Die Börsen-Zeitung vom selben Tage wird da noch deutlicher: „Schäuble und Wirtschaftsprüfer warnen vor übermäßiger Transparenz“. Die soll also auch weiterhin für die Steuertricksereien der Konzerne nicht verpflichtend sein? Dabei hat die EU mit den geplanten Länderberichten tatsächlich einmal durchaus Vernünftiges getan. Denn diese Berichte sollen offenbaren, wo GOOGLE, AMAZON, FACEBOOK, IKEA und Konsorten ihre Gewinne so lange hin- und herschieben, bis sich die Steuerpflicht gegen Null einpendelt, ‚Steueroptimierung‘ nennt man das.

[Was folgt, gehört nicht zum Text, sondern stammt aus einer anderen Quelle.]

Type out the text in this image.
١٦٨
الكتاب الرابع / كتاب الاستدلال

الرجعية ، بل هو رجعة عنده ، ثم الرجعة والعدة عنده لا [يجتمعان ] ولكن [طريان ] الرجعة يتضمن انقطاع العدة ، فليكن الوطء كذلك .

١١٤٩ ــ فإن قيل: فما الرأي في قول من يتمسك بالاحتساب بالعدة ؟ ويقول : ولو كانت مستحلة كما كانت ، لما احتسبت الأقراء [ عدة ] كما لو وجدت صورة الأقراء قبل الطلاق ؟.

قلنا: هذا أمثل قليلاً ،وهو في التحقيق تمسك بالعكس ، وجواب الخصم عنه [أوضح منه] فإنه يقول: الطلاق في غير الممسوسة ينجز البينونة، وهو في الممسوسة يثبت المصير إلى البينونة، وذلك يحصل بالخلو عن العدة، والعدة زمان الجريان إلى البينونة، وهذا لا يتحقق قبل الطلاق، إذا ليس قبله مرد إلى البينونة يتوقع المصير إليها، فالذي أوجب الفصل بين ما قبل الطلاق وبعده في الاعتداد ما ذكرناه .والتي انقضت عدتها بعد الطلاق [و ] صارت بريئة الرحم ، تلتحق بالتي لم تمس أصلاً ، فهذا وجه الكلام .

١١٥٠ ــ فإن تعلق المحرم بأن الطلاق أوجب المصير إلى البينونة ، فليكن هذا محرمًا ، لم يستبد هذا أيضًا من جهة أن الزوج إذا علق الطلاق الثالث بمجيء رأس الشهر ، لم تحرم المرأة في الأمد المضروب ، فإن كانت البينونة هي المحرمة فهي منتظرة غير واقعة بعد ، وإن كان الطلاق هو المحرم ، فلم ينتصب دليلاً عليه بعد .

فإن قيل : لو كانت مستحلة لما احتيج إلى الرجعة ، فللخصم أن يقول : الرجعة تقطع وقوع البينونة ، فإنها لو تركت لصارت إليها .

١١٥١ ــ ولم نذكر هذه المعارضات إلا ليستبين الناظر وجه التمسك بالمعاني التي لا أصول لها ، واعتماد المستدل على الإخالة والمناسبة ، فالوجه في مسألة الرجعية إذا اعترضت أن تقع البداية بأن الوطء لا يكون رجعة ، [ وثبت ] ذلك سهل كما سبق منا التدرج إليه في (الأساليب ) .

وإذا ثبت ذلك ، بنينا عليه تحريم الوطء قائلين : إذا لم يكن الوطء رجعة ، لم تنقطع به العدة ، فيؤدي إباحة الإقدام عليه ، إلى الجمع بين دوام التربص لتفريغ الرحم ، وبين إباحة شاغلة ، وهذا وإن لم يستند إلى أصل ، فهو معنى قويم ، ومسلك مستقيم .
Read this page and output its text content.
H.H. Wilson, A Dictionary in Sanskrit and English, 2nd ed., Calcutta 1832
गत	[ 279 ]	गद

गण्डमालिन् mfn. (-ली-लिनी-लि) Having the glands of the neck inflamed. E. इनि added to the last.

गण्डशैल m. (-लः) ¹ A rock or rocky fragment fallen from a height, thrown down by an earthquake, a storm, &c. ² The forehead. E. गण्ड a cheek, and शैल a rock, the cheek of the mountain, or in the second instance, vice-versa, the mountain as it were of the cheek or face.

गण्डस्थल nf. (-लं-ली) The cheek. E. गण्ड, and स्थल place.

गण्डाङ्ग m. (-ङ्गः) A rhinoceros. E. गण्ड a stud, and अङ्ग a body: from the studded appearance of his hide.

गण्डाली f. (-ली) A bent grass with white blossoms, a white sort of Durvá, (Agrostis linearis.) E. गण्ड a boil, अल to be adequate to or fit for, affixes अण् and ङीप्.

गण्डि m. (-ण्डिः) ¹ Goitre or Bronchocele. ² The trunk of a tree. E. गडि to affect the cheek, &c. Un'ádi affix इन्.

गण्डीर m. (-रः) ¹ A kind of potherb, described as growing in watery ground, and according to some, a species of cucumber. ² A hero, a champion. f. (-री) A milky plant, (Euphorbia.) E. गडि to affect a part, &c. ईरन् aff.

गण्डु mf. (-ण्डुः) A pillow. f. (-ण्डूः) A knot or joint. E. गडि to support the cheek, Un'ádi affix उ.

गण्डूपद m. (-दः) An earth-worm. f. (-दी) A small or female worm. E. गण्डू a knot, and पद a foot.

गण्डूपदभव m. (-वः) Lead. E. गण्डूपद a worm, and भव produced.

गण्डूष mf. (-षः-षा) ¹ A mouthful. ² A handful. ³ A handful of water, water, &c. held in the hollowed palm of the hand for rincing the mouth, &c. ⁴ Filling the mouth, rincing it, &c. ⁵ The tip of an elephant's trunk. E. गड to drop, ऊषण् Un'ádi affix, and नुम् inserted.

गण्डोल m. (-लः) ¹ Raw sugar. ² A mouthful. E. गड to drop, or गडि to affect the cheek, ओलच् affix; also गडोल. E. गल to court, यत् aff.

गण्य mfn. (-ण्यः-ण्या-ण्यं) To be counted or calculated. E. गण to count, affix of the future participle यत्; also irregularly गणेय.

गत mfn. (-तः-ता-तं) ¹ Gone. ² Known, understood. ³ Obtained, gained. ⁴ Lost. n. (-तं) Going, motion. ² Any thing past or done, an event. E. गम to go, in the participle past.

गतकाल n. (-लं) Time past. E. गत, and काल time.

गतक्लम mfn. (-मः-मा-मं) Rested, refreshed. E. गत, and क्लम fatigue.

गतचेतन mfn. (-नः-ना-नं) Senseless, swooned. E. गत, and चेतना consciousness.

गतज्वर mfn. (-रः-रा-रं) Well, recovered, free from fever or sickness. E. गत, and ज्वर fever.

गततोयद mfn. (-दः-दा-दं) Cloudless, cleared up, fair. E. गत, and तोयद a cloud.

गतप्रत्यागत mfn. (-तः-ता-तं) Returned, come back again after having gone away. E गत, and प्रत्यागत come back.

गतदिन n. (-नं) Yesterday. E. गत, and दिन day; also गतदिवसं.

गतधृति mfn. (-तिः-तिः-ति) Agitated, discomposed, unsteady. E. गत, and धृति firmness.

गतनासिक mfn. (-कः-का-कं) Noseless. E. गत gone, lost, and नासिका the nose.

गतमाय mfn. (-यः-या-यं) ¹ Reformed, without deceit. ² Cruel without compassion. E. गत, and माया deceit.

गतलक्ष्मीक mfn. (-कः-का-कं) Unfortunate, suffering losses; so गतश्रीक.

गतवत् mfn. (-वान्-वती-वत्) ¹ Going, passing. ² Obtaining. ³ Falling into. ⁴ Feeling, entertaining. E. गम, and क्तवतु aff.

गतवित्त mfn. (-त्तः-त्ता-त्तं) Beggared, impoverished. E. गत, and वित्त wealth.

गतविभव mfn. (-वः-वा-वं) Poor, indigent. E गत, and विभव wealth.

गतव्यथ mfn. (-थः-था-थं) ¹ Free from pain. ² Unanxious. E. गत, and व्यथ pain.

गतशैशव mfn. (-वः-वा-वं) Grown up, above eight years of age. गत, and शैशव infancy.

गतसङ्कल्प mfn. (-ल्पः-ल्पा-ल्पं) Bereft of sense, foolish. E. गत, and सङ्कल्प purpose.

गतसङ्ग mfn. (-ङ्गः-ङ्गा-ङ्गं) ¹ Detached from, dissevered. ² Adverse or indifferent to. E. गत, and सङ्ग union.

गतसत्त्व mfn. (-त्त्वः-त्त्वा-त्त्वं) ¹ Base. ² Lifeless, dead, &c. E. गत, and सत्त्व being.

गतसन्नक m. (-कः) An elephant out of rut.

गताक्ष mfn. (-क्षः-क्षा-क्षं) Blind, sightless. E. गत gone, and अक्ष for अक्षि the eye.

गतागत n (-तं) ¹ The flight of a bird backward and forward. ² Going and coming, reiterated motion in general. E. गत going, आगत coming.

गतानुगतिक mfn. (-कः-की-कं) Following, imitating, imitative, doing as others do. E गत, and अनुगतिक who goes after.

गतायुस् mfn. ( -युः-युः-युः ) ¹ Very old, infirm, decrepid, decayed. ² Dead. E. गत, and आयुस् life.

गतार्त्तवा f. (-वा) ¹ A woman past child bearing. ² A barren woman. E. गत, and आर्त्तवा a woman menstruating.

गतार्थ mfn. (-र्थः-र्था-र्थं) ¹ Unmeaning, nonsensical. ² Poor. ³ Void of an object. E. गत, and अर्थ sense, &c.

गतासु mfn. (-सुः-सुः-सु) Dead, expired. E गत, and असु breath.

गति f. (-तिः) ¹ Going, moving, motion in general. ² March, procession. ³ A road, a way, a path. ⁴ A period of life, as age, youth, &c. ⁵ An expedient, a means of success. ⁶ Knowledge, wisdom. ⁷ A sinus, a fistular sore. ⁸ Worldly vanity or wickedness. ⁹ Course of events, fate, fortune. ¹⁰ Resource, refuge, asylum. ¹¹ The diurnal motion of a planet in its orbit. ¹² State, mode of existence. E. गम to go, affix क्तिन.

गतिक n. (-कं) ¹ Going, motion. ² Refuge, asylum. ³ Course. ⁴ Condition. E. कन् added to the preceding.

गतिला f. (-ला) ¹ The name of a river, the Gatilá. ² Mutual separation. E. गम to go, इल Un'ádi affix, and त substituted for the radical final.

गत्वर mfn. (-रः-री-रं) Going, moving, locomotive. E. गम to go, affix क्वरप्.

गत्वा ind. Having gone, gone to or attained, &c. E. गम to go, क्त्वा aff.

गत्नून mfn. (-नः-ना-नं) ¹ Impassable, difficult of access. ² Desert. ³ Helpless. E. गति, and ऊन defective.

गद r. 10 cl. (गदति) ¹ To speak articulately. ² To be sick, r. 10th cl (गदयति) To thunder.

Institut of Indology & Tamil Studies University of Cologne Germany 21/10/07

Mit neuem Mut will die EU sogar noch einen Schritt weitergehen, den Finanzministern die Oberhoheit über dieses brisante Thema ganz entziehen und künftig den jeweiligen Justizministern übertragen. Justizminister Heiko Maaß hat schon einmal seine Zustimmung für diese Maßnahme signalisiert. Offenbar ist er bereit, jenen Amtseid ernst zu nehmen, den ein Minister bei seinem Amtsantritt zu schwören hat – auch wenn seine Verletzung nicht strafbar ist. Da ist doch so schön die Rede von der „Kraft dem Wohle des deutschen Volkes widmen, seinen Nutzen mehren, Schaden von ihm wenden“. Nach bisher gängiger Praxis ist damit nicht gemeint, Wohl und Nutzen der Konzerne dahingehend zu mehren, dass sie der steuerzahlenden Gemeinschaft Milliarden vorenthalten.
In derselben Konferenz hat Herr Minister Schäuble in vorauseilendem Wahlkampf versprochen, die Steuern für den Mittelstand nach der Bundestagswahl 2017 zu senken. Da seiner Meinung nach Konzerne und Vermögende weiter geschont werden sollen, kann die Verteilungsmasse logischerweise nur von den viel beschworenen kleinen Leuten geholt werden. Ein feines Programm.
Wenn Herr Schäuble in Sachen Steuergerechtigkeit schon wenig von der EU hält, sollte er wenigstens einen Blick nach Frankreich riskieren. Dort haben Steuerfahnder gerade die Pariser Büros von GOOGLE durchsucht, um sich die flüchtigen Steuermilliarden zurück zu holen, in Großbritannien wurde der Internetkonzern ebenfalls nachträglich zur Kasse gebeten. Das wären doch auch hierzulande Aktionen zum ‚Wohle‘ und ‚Nutzen‘ des Volkes.
Übrigens, Herr Schäuble, sie leben auch von meinen Steuern – nicht umgekehrt.